STAFF EDITORIAL: Media should focus on more pertinent news stories

Tiger Woods has been under scrutiny since he was involved in a one-vehicle accident early Friday near his home in Orlando, Fla. Woods hasn’t spoken of the incident to authorities or the public; instead, he has addressed the issue through his Web site.

Although Woods hasn’t offered any explanation of what happened, he wrote that the accident was his fault and is keeping quiet to protect his family from embarrassment.

Some people have speculated that Woods was headed to meet a supposed mistress the day of the accident and that most of Woods’ bruises were caused by a fight he had with his wife, rather than the wreck itself.

Woods has cancelled three interviews with police, and the media is wondering why he won’t release a statement and has canceled a scheduled appearance at his golf tournament in California.

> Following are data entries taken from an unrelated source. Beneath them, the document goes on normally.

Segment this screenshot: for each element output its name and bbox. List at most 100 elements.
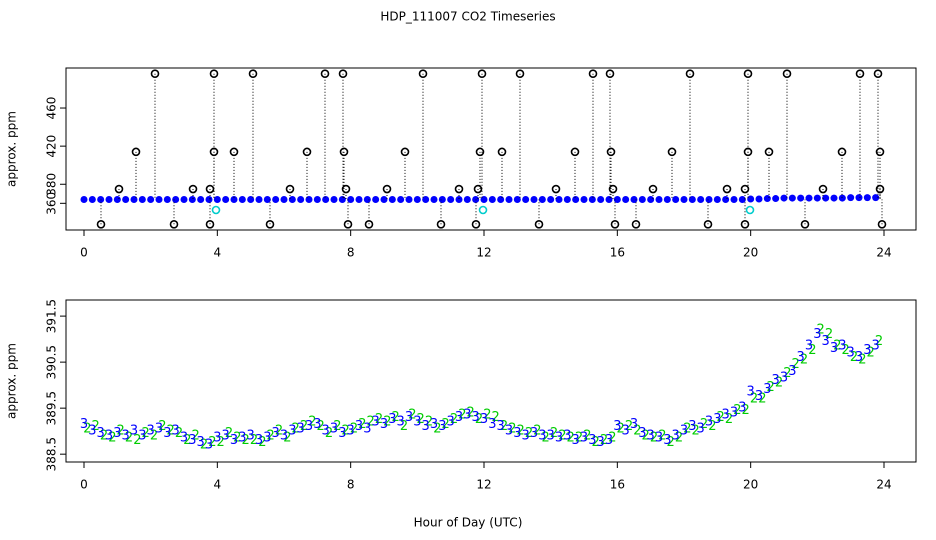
data-point (588, 196, 596, 204)
chart-title: HDP_111007 CO2 Timeseries (380, 10, 555, 24)
data-point: 2 (700, 417, 708, 432)
data-point: 3 (597, 435, 605, 450)
data-point: 3 (480, 412, 488, 427)
data-point: 3 (347, 424, 355, 439)
data-point: 2 (567, 431, 575, 446)
data-point (606, 147, 616, 157)
data-point (534, 219, 544, 229)
data-point (497, 196, 505, 204)
data-point: 2 (242, 433, 250, 448)
data-point: 3 (747, 385, 755, 400)
data-point: 3 (522, 428, 530, 443)
data-point (422, 196, 430, 204)
data-point (630, 196, 638, 204)
data-point: 3 (780, 371, 788, 386)
data-point: 3 (97, 426, 105, 441)
data-point: 2 (158, 419, 166, 434)
data-point: 3 (513, 426, 521, 441)
data-point (105, 196, 113, 204)
data-point: 3 (247, 428, 255, 443)
data-point: 3 (422, 419, 430, 434)
data-point: 3 (363, 421, 371, 436)
x-tick-label: 12 (476, 478, 491, 492)
data-point: 3 (605, 433, 613, 448)
data-point: 2 (150, 428, 158, 443)
data-point: 2 (717, 410, 725, 425)
data-point: 2 (842, 343, 850, 358)
data-point: 2 (300, 419, 308, 434)
data-point (477, 69, 487, 79)
x-tick-label: 16 (610, 478, 625, 492)
data-point (169, 219, 179, 229)
data-point (515, 69, 525, 79)
data-point: 3 (122, 428, 130, 443)
data-point (363, 196, 371, 204)
data-point: 2 (658, 428, 666, 443)
data-point: 2 (183, 433, 191, 448)
data-point: 2 (775, 375, 783, 390)
data-point (764, 147, 774, 157)
data-point (272, 196, 280, 204)
data-point (463, 196, 471, 204)
data-point (872, 194, 880, 202)
data-point (255, 196, 263, 204)
y-tick-label: 380 (45, 173, 59, 196)
data-point (730, 196, 738, 204)
data-point: 3 (688, 419, 696, 434)
data-point: 3 (588, 433, 596, 448)
data-point (230, 196, 238, 204)
data-point (655, 196, 663, 204)
data-point (263, 196, 271, 204)
data-point: 3 (805, 339, 813, 354)
data-point (205, 196, 213, 204)
data-point (302, 147, 312, 157)
data-point (588, 69, 598, 79)
data-point (703, 219, 713, 229)
data-point: 2 (617, 421, 625, 436)
data-point (743, 69, 753, 79)
data-point (837, 147, 847, 157)
data-point (382, 184, 392, 194)
data-point: 2 (442, 417, 450, 432)
data-point: 2 (708, 419, 716, 434)
y-tick-label: 389.5 (45, 391, 59, 425)
data-point (763, 195, 771, 203)
data-point (818, 184, 828, 194)
data-point (288, 196, 296, 204)
data-point (572, 196, 580, 204)
data-point: 2 (867, 345, 875, 360)
x-tick-label: 20 (743, 478, 758, 492)
data-point: 3 (497, 419, 505, 434)
data-point (209, 69, 219, 79)
data-point: 3 (155, 421, 163, 436)
data-point: 3 (505, 424, 513, 439)
data-point (473, 184, 483, 194)
data-point (347, 196, 355, 204)
data-point (471, 219, 481, 229)
data-point (455, 196, 463, 204)
data-point (855, 69, 865, 79)
y-tick-label: 390.5 (45, 345, 59, 379)
data-point (113, 196, 121, 204)
y-tick-label: 360 (45, 192, 59, 215)
data-point: 2 (683, 421, 691, 436)
data-point (147, 196, 155, 204)
data-point: 3 (847, 345, 855, 360)
data-point: 2 (267, 428, 275, 443)
data-point (597, 196, 605, 204)
x-tick-label: 4 (214, 478, 222, 492)
data-point: 3 (672, 428, 680, 443)
x-tick-label: 0 (80, 478, 88, 492)
data-point: 3 (297, 421, 305, 436)
data-point: 3 (288, 424, 296, 439)
data-point: 3 (280, 428, 288, 443)
data-point: 2 (217, 435, 225, 450)
data-point: 3 (613, 419, 621, 434)
data-point: 3 (213, 431, 221, 446)
data-point (740, 219, 750, 229)
data-point (747, 195, 755, 203)
data-point: 3 (763, 382, 771, 397)
data-point (797, 194, 805, 202)
data-point (364, 219, 374, 229)
x-tick-label: 20 (743, 246, 758, 260)
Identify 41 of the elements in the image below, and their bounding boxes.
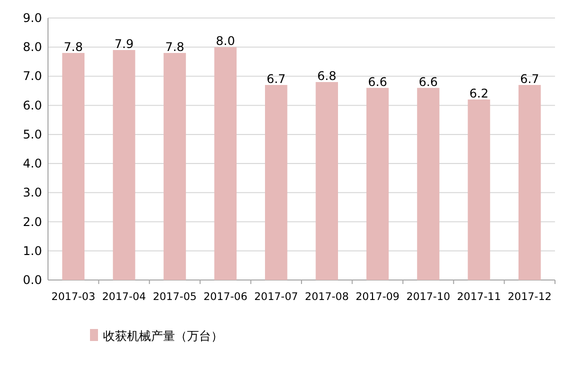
x-tick-label: 2017-05: [152, 291, 197, 303]
bar: [62, 52, 85, 280]
x-tick-label: 2017-11: [457, 291, 501, 303]
y-tick-label: 8.0: [22, 40, 42, 54]
bar: [316, 82, 338, 280]
y-tick-label: 0.0: [22, 273, 42, 287]
data-label: 6.6: [368, 74, 388, 89]
y-tick-label: 2.0: [22, 214, 42, 229]
y-tick-label: 5.0: [22, 127, 42, 142]
data-label: 8.0: [216, 34, 235, 48]
data-label: 6.8: [317, 69, 336, 84]
x-tick-label: 2017-07: [254, 291, 298, 303]
x-tick-label: 2017-10: [406, 291, 450, 303]
y-tick-label: 7.0: [22, 69, 42, 84]
data-label: 6.7: [520, 72, 540, 86]
x-tick-label: 2017-03: [51, 291, 96, 303]
y-tick-label: 6.0: [22, 98, 42, 112]
data-label: 7.9: [114, 37, 134, 52]
bar: [468, 100, 490, 280]
legend-label: 收获机械产量（万台）: [103, 329, 223, 343]
y-tick-label: 3.0: [22, 186, 42, 200]
y-tick-label: 4.0: [22, 156, 42, 171]
data-label: 6.2: [469, 86, 488, 101]
bar: [164, 52, 186, 280]
x-tick-label: 2017-09: [356, 291, 400, 303]
x-tick-label: 2017-08: [304, 291, 349, 303]
bar: [417, 88, 440, 280]
data-label: 6.6: [418, 74, 438, 89]
data-label: 6.7: [266, 72, 286, 86]
bar: [264, 84, 288, 280]
x-tick-label: 2017-04: [102, 291, 146, 303]
y-tick-label: 1.0: [22, 244, 42, 258]
bar: [366, 88, 389, 280]
bar: [214, 47, 237, 280]
y-tick-label: 9.0: [22, 11, 42, 25]
x-tick-label: 2017-06: [204, 291, 248, 303]
data-label: 7.8: [165, 40, 184, 54]
bar: [518, 84, 541, 280]
bar: [112, 50, 136, 280]
x-tick-label: 2017-12: [508, 291, 552, 303]
data-label: 7.8: [64, 40, 83, 54]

CNN senior legal analyst Jeffrey Toobin said in an interview that Woods is under no obligation to speak to authorities under the Fifth Amendment because it was such a minor issue.

Although the accident was minor and Woods’ appears to be OK, news media have made a big issue of Woods not releasing a satement on what happened that day.

But why are we so obsessed with what celebrities do – or, in this case, don’t do? Why care if he was on his way to meet a mistress? If he and his wife had a fight, shouldn’t that be their concern?

Society is focused more on celebrity mess-ups than on the wars and famines happening around the world. Instead of addressing the big issues, the major news this week has been Woods and his accident.

Leave the man alone. It is not anyone’s business what he was or wasn’t doing that day. No one was seriously hurt. Whatever happened between him and his wife is their business.